The top five countries showing the biggest amount of improvement in preparedness over the last year were Ghana, Solomon Islands, Cape Verde, Sri Lanka and Myanmar. Countries showing the least amount of improvement included Bosnia and Herzegovina, Chile, Macedonia, Burundi and Brazil – host to the 2016 Summer Olympic Games.
ND-GAIN researchers measure common factors of successful adaptability to climate change, such as improved economies, access to resources including reliable drinking water, agricultural capacity and political stability.
“Political changes bring opportunities for countries to improve on the overall stability of the country with regard to climate issues,” said Patrick Regan, associate director of Environmental Change Initiative for ND-GAIN and professor of political science at the University of Notre Dame. “At a time when adaptation to climate change is critical, this data shows that policy makers are a key component to ensuring countries large and small are prepared to face potentially devastating natural disasters.”
The findings will be shared at the United Nations World Data Forum in Cape Town, South Africa, Jan. 15-18.
More About ND-GAIN’s Biggest Movers:
- Myanmar tops the list of those countries making improvements. The country saw sweeping political changes following decades of military rule and experienced constitutional reforms, elections and elimination of economic sanctions, and it expanded its information and communication technology infrastructure.
- In Sri Lanka, progress has been steadily improving since violent conflict ended in 2009. Recent elections ended political corruption and, subsequently, reforms have helped improve the country’s readiness score substantially.
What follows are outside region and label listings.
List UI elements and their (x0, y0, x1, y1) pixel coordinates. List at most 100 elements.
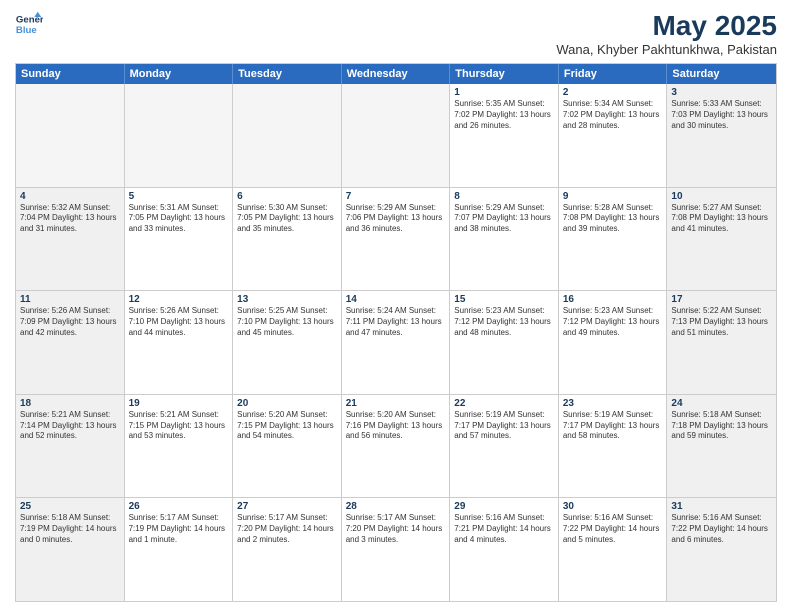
day-info: Sunrise: 5:18 AM Sunset: 7:18 PM Dayligh… (671, 410, 772, 442)
calendar-week-5: 25Sunrise: 5:18 AM Sunset: 7:19 PM Dayli… (16, 498, 776, 601)
day-number: 21 (346, 398, 446, 409)
day-info: Sunrise: 5:20 AM Sunset: 7:15 PM Dayligh… (237, 410, 337, 442)
calendar-cell: 29Sunrise: 5:16 AM Sunset: 7:21 PM Dayli… (450, 498, 559, 601)
calendar-cell: 22Sunrise: 5:19 AM Sunset: 7:17 PM Dayli… (450, 395, 559, 498)
day-info: Sunrise: 5:26 AM Sunset: 7:10 PM Dayligh… (129, 306, 229, 338)
day-number: 3 (671, 87, 772, 98)
weekday-header-wednesday: Wednesday (342, 64, 451, 84)
day-info: Sunrise: 5:19 AM Sunset: 7:17 PM Dayligh… (454, 410, 554, 442)
calendar-cell: 21Sunrise: 5:20 AM Sunset: 7:16 PM Dayli… (342, 395, 451, 498)
day-number: 8 (454, 191, 554, 202)
calendar-cell: 3Sunrise: 5:33 AM Sunset: 7:03 PM Daylig… (667, 84, 776, 187)
weekday-header-monday: Monday (125, 64, 234, 84)
day-number: 22 (454, 398, 554, 409)
day-number: 4 (20, 191, 120, 202)
day-info: Sunrise: 5:16 AM Sunset: 7:22 PM Dayligh… (671, 513, 772, 545)
calendar-cell: 15Sunrise: 5:23 AM Sunset: 7:12 PM Dayli… (450, 291, 559, 394)
calendar-cell: 10Sunrise: 5:27 AM Sunset: 7:08 PM Dayli… (667, 188, 776, 291)
calendar-cell (125, 84, 234, 187)
calendar-cell: 25Sunrise: 5:18 AM Sunset: 7:19 PM Dayli… (16, 498, 125, 601)
day-number: 19 (129, 398, 229, 409)
svg-text:Blue: Blue (16, 25, 37, 36)
day-number: 27 (237, 501, 337, 512)
day-number: 10 (671, 191, 772, 202)
calendar-cell: 18Sunrise: 5:21 AM Sunset: 7:14 PM Dayli… (16, 395, 125, 498)
day-number: 11 (20, 294, 120, 305)
day-info: Sunrise: 5:28 AM Sunset: 7:08 PM Dayligh… (563, 203, 663, 235)
calendar-cell: 13Sunrise: 5:25 AM Sunset: 7:10 PM Dayli… (233, 291, 342, 394)
calendar-header: SundayMondayTuesdayWednesdayThursdayFrid… (16, 64, 776, 84)
calendar-week-2: 4Sunrise: 5:32 AM Sunset: 7:04 PM Daylig… (16, 188, 776, 292)
calendar-cell: 4Sunrise: 5:32 AM Sunset: 7:04 PM Daylig… (16, 188, 125, 291)
weekday-header-friday: Friday (559, 64, 668, 84)
day-number: 5 (129, 191, 229, 202)
day-number: 30 (563, 501, 663, 512)
logo: General Blue (15, 10, 43, 38)
calendar-cell: 9Sunrise: 5:28 AM Sunset: 7:08 PM Daylig… (559, 188, 668, 291)
calendar-cell: 31Sunrise: 5:16 AM Sunset: 7:22 PM Dayli… (667, 498, 776, 601)
calendar-cell: 11Sunrise: 5:26 AM Sunset: 7:09 PM Dayli… (16, 291, 125, 394)
day-number: 20 (237, 398, 337, 409)
day-info: Sunrise: 5:35 AM Sunset: 7:02 PM Dayligh… (454, 99, 554, 131)
day-info: Sunrise: 5:29 AM Sunset: 7:07 PM Dayligh… (454, 203, 554, 235)
day-number: 2 (563, 87, 663, 98)
day-info: Sunrise: 5:23 AM Sunset: 7:12 PM Dayligh… (454, 306, 554, 338)
calendar-week-1: 1Sunrise: 5:35 AM Sunset: 7:02 PM Daylig… (16, 84, 776, 188)
day-number: 25 (20, 501, 120, 512)
calendar-body: 1Sunrise: 5:35 AM Sunset: 7:02 PM Daylig… (16, 84, 776, 601)
weekday-header-saturday: Saturday (667, 64, 776, 84)
main-title: May 2025 (556, 10, 777, 42)
calendar-cell: 16Sunrise: 5:23 AM Sunset: 7:12 PM Dayli… (559, 291, 668, 394)
day-info: Sunrise: 5:30 AM Sunset: 7:05 PM Dayligh… (237, 203, 337, 235)
day-info: Sunrise: 5:27 AM Sunset: 7:08 PM Dayligh… (671, 203, 772, 235)
calendar-cell: 7Sunrise: 5:29 AM Sunset: 7:06 PM Daylig… (342, 188, 451, 291)
calendar-cell: 2Sunrise: 5:34 AM Sunset: 7:02 PM Daylig… (559, 84, 668, 187)
calendar-cell: 30Sunrise: 5:16 AM Sunset: 7:22 PM Dayli… (559, 498, 668, 601)
calendar-cell: 24Sunrise: 5:18 AM Sunset: 7:18 PM Dayli… (667, 395, 776, 498)
day-info: Sunrise: 5:16 AM Sunset: 7:21 PM Dayligh… (454, 513, 554, 545)
weekday-header-tuesday: Tuesday (233, 64, 342, 84)
subtitle: Wana, Khyber Pakhtunkhwa, Pakistan (556, 42, 777, 57)
day-info: Sunrise: 5:24 AM Sunset: 7:11 PM Dayligh… (346, 306, 446, 338)
calendar-cell: 14Sunrise: 5:24 AM Sunset: 7:11 PM Dayli… (342, 291, 451, 394)
day-info: Sunrise: 5:21 AM Sunset: 7:15 PM Dayligh… (129, 410, 229, 442)
weekday-header-thursday: Thursday (450, 64, 559, 84)
day-info: Sunrise: 5:29 AM Sunset: 7:06 PM Dayligh… (346, 203, 446, 235)
day-number: 24 (671, 398, 772, 409)
day-info: Sunrise: 5:22 AM Sunset: 7:13 PM Dayligh… (671, 306, 772, 338)
day-info: Sunrise: 5:18 AM Sunset: 7:19 PM Dayligh… (20, 513, 120, 545)
calendar-week-3: 11Sunrise: 5:26 AM Sunset: 7:09 PM Dayli… (16, 291, 776, 395)
calendar-cell: 6Sunrise: 5:30 AM Sunset: 7:05 PM Daylig… (233, 188, 342, 291)
day-number: 9 (563, 191, 663, 202)
day-number: 1 (454, 87, 554, 98)
calendar-cell (16, 84, 125, 187)
day-info: Sunrise: 5:19 AM Sunset: 7:17 PM Dayligh… (563, 410, 663, 442)
header: General Blue May 2025 Wana, Khyber Pakht… (15, 10, 777, 57)
calendar-cell: 28Sunrise: 5:17 AM Sunset: 7:20 PM Dayli… (342, 498, 451, 601)
day-info: Sunrise: 5:25 AM Sunset: 7:10 PM Dayligh… (237, 306, 337, 338)
day-number: 23 (563, 398, 663, 409)
calendar-cell (342, 84, 451, 187)
calendar-cell: 27Sunrise: 5:17 AM Sunset: 7:20 PM Dayli… (233, 498, 342, 601)
day-info: Sunrise: 5:26 AM Sunset: 7:09 PM Dayligh… (20, 306, 120, 338)
calendar-cell: 12Sunrise: 5:26 AM Sunset: 7:10 PM Dayli… (125, 291, 234, 394)
day-info: Sunrise: 5:21 AM Sunset: 7:14 PM Dayligh… (20, 410, 120, 442)
day-info: Sunrise: 5:32 AM Sunset: 7:04 PM Dayligh… (20, 203, 120, 235)
calendar-cell: 5Sunrise: 5:31 AM Sunset: 7:05 PM Daylig… (125, 188, 234, 291)
calendar-cell (233, 84, 342, 187)
day-number: 17 (671, 294, 772, 305)
title-block: May 2025 Wana, Khyber Pakhtunkhwa, Pakis… (556, 10, 777, 57)
day-info: Sunrise: 5:17 AM Sunset: 7:19 PM Dayligh… (129, 513, 229, 545)
day-number: 15 (454, 294, 554, 305)
calendar-cell: 20Sunrise: 5:20 AM Sunset: 7:15 PM Dayli… (233, 395, 342, 498)
calendar-cell: 23Sunrise: 5:19 AM Sunset: 7:17 PM Dayli… (559, 395, 668, 498)
logo-icon: General Blue (15, 10, 43, 38)
calendar-cell: 26Sunrise: 5:17 AM Sunset: 7:19 PM Dayli… (125, 498, 234, 601)
day-info: Sunrise: 5:20 AM Sunset: 7:16 PM Dayligh… (346, 410, 446, 442)
day-number: 16 (563, 294, 663, 305)
day-number: 18 (20, 398, 120, 409)
calendar-cell: 19Sunrise: 5:21 AM Sunset: 7:15 PM Dayli… (125, 395, 234, 498)
page: General Blue May 2025 Wana, Khyber Pakht… (0, 0, 792, 612)
day-number: 7 (346, 191, 446, 202)
day-number: 29 (454, 501, 554, 512)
- Burundi saw the least amount of progress – making it the biggest degrader in 2015. The country has suffered civil unrest and a coup was announced in May 2015, making Burundi one of the most politically unstable countries in that year.
The index also measures those countries improving or degrading over a five-year period. Countries making significant improvements over a five-year period include Russia, Uzbekistan, Iran and Rwanda. Those countries whose score slipped during the same period include Syria, Cuba, Spain and Argentina.
The ND-GAIN Country Index aims to unlock global adaptation solutions that save lives and improve livelihoods while strengthening market positions in the private sector and policy decisions in the public sector. Measuring not only vulnerability but also the readiness to take on investment, it informs strategic, operational and reputational decisions regarding supply chains, capital projects and community engagements. The index includes 21 years of data across 45 indicators for 181 countries. ND-GAIN is housed in the Environmental Change Initiative of the University of Notre Dame.